We are continuing to investigate aberrant search processes in populations with cochlear implants, as well as individuals
with other cognitive impairments. We have also developed an open-source Python library (forager) for implementing
computational models of memory search based on foraging theory and random walks. Most recently, we have explored how search differs
among individuals, by examining differences in the structure of mental lexicons for individuals with cochlear implants and
normal hearing, as well as focusing on their individual clustering and switching behaviors.
More recently, we have launched the game Semantigories to investigate search on a broader scale. Try the game if you haven't already!
understanding cooperation and helping behavior
When do individuals decide to help one another, and how can we design human-like cooperative AI?
In this work, we explore when and how people decide to offer help, and the role of language in mediating
cooperative tasks. We investigate how individuals reason about the mental states of their partners, and how
this reasoning influences their decision-making in a cooperative game setting. In preliminary work, we have designed a game
(move-a-block) where agents attempt to complete goals in a grid-based world, and either help or receive help from other agents.
We have shown that agents take each other's mental states into account when
deciding to help or receive help. We are continuing to investigate how agents reason about unknown mental states and
how this reasoning process mediates their subsequent actions. We are also interested in how search and collaboration can enhance
educational experiences, especially for underrepresented students in STEM fields.
modeling referential communication
How do you describe to someone how music and tides are similar? In this line of work,
we investigate how individuals utilize their knowledge about concepts to flexibly perform a wide range of
communicative tasks. We employ rich experimental paradigms such as cooperative language games
(such as Codenames!) and model how individuals
search through their underlying semantic knowledge to ultimately communicate with partners. Our work has
shown how individuals converge onto clues in a two-player cooperative game
using associative information,
as well as pragmatic inference.
We have also shown how this process is relatively fast and automatic
in most situations. Most recently, we have examined how individual search processes combine with inferential reasoning to
produce successful communication within the Connector paradigm.
archived projects (no longer being pursued)

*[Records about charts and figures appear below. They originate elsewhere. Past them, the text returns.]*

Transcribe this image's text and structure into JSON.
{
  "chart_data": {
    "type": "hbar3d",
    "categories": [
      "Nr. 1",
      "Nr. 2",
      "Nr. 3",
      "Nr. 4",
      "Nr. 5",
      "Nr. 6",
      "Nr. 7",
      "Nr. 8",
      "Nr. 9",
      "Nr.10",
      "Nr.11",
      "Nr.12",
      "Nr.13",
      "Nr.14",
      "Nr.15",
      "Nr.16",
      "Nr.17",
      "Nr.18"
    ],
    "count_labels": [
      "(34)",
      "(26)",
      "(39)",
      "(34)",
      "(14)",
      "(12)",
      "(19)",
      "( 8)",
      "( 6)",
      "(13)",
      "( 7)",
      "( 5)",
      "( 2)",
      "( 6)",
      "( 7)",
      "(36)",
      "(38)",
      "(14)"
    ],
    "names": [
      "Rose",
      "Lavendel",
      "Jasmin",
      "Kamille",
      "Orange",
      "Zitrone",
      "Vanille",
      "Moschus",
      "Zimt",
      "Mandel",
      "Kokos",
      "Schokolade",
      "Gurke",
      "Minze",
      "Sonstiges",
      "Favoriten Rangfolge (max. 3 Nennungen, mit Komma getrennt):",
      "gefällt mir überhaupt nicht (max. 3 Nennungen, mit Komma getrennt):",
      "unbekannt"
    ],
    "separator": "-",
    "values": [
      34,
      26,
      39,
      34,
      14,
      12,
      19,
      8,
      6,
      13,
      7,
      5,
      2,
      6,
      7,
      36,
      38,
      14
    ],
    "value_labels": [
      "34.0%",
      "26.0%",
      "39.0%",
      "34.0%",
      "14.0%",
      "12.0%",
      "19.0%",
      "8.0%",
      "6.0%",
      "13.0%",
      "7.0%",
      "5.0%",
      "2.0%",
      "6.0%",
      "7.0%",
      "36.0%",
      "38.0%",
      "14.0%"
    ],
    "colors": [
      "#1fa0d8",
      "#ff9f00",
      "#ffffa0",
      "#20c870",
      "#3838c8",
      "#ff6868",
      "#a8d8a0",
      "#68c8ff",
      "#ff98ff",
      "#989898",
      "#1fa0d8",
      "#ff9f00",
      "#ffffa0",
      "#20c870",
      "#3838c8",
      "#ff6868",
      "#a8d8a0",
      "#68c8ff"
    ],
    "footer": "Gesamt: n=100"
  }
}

semantic-phonological interactions in lexical retrieval
Why do words sometimes feel as if they're on the tip of our tongues? Why are some words harder to remember than others? Do the sound and meaning of words have different roles in remembering and forgetting? In this work, we investigate the influence of combined phonological and semantic information on lexical retrieval using a word definition trivia task (e.g., What is the capital of Finland?). Our work has shown that phonology is beneficial to retrieval, retrieving semantic information produces inhibition, and machine-learning-based computational models can account for lexical retrieval performance. We have also examined how individuals recall short lists of word pairs over short and long-term retention intervals. We find interesting interactions between different sources of information across different tasks and are continuing to investigate memory patterns during free recall.